| Now |

STRESSING

16 October 2018, 10:53

It’s stressing. A lot of little things in my life are pulling at me. A lot of things I can’t quiet in my head are jabbering at me. A lot of little things are pecking pieces off of me. Taken individually, they are really nothing burgers. It’s just they are all coming at me like a zombie horde and its really overwhelming.

I keep thinking I can get my strength back – that THIS is the day I feel better, I feel stronger, I feel more in control. The day never lasts, the feelings never last, the strength is just temporary and I’m back to square one, wondering how the fuck I can get it all back on the rails again. I have much going for me. And I’ll admit, a lot of what’s going on in my head is self made drama. I am the only one even thinking about this stuff. I envy the people that can just turn off their brains for a while and run on autopilot. Mindfullness comes easy for some. The only time that happened to me, where I was awash in the calming effect of a still mind was when I was sitting in the emergency room for the second time, sore and throbbing from breaking up the last dog fight. Most of what I worry about is which direction I need to be taking, and which burdens I need to be carrying. I can’t help it. I feel the burdens of others, especially those close to me, and I undertake the task of lugging their baggage around with me. I stopped remembering the lessons I had JUST learned. That I can’t save everybody. That I can’t control everything. That I can’t solve it all.

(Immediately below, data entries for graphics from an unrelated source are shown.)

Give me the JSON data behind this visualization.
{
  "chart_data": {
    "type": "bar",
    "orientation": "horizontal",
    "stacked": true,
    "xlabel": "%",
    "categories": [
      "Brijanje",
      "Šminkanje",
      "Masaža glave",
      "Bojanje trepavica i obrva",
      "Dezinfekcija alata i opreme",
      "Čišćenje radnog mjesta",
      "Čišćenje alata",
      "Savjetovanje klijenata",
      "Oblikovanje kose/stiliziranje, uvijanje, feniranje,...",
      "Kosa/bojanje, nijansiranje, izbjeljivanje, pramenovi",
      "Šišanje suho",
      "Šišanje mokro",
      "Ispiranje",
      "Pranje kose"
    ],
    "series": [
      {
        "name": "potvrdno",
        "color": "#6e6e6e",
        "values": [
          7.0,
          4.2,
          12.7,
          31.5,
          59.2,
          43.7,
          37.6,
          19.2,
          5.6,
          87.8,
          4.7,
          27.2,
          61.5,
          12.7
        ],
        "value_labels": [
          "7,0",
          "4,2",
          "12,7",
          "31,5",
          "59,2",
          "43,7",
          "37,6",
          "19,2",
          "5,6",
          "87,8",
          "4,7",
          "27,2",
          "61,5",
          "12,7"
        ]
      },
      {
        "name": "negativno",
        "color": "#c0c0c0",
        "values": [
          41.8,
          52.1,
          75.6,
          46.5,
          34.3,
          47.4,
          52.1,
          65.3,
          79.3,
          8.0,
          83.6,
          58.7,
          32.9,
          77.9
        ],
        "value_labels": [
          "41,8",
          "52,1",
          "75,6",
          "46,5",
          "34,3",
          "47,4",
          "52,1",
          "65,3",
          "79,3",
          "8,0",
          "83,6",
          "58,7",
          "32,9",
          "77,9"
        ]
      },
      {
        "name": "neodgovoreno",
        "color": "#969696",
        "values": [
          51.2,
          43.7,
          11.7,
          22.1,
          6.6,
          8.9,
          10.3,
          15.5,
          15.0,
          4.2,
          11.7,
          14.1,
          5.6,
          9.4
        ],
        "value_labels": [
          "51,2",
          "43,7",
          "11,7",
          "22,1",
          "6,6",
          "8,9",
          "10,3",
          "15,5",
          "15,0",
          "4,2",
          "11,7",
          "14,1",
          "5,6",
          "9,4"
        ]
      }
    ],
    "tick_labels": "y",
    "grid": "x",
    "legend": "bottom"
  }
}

I forget how much progress I’m making because my own mistakes overshadow it all. I wish to hell I knew how to control it all, but I can’t. For a while, I was pretty good in dealing with my loss of control. I find myself envious of those who are emotionally unavailable, shutting off the torrents of feelings I have. They do me little good other than to underscore and emphasize the pain and panic that has been my companions for a while now.

I wish I was the praying kind, but, seriously, I don’t know what comfort I would get from that. I wish I could afford the therapy to just unload onto someone else, and have some help in dealing with my load. I want someone to slap me around, telling me what your doing now is WRONG. STOP being the pack animal for someone else’s life.